Liz gave me a soft smile. “Like the grumpy one said, you’re old enough. You can handle the truth.”
The truth.
If only she knew how wrong she was. I ran from the truth. I’d rather be spoon-fed lies if it meant that I could go on thinking Gabriel was just Gabriel and I was just me. I didn’t want to face the truth. Truth and I, we weren’t buddies like me and danger (and bad decisions).
The truth
?
The truth could hurt worse than danger.
Me. The daughter of an Angel. It wasn’t possible, was it?

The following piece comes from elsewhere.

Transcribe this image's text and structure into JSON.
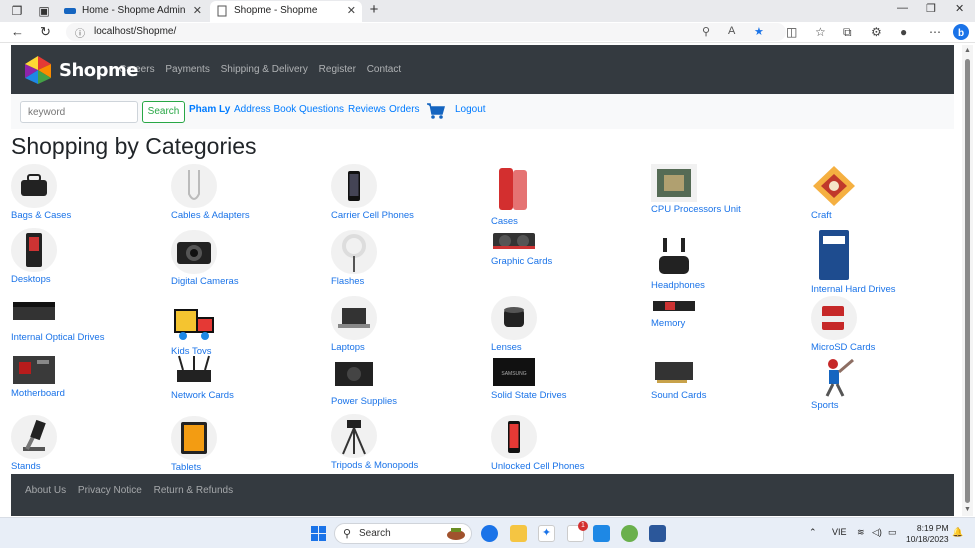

Chapter Twenty-Three – Gabriel
A playroom surrounded us, full of blocks and toy vehicles and foam puzzle pieces. Its walls were a bright yellow, the ugliest color I’d ever seen. Well, the ugliest color I remembered seeing.
Maybe the other me thought that seeing all this stuff would bring my memories back. Or, more likely, since the other me was kind of mean, he didn’t care either way. He was just showing me what he had to show me before I made my choice. Whatever that meant.
What choice did I have to make? A choice to wake up from this never-ending nightmare? A choice to run away from the other me, screaming and raving about his lunacy? Eh. I’d settle for waking up.
“Well, this is a nice empty room,” I remarked, shooting the scowling me a glance. “Are we here for playtime? It’s been a while since I’ve played with building blocks, but it’s got to be like riding a bike. I’ll figure it out, and it’ll be like I never stopped.”
His blue eyes burned into me, narrowing. “Your glibness does you no credit.”
“Neither does your weird way of talking.”
He held in a sigh, motioning to the room.
Even though I was certain we were alone, when I glanced back to the space of toys, I saw a little girl sitting amongst them, driving around a plastic fire truck. She giggled to herself when she hit the toy police car, as if the imaginary crash was the funniest thing she’d seen.
That laugh—so sweet. So pure and innocent.
As I thought it, the girl with the hazel eyes suddenly looked upward, scanning the room, as if she could see us. Her eyes stopped on me, and I felt my heart nearly stop. Just when I was about to ask the other me why she was staring at me, I felt someone whoosh through me, realizing that a man had entered the room. He was what she stared at, not me.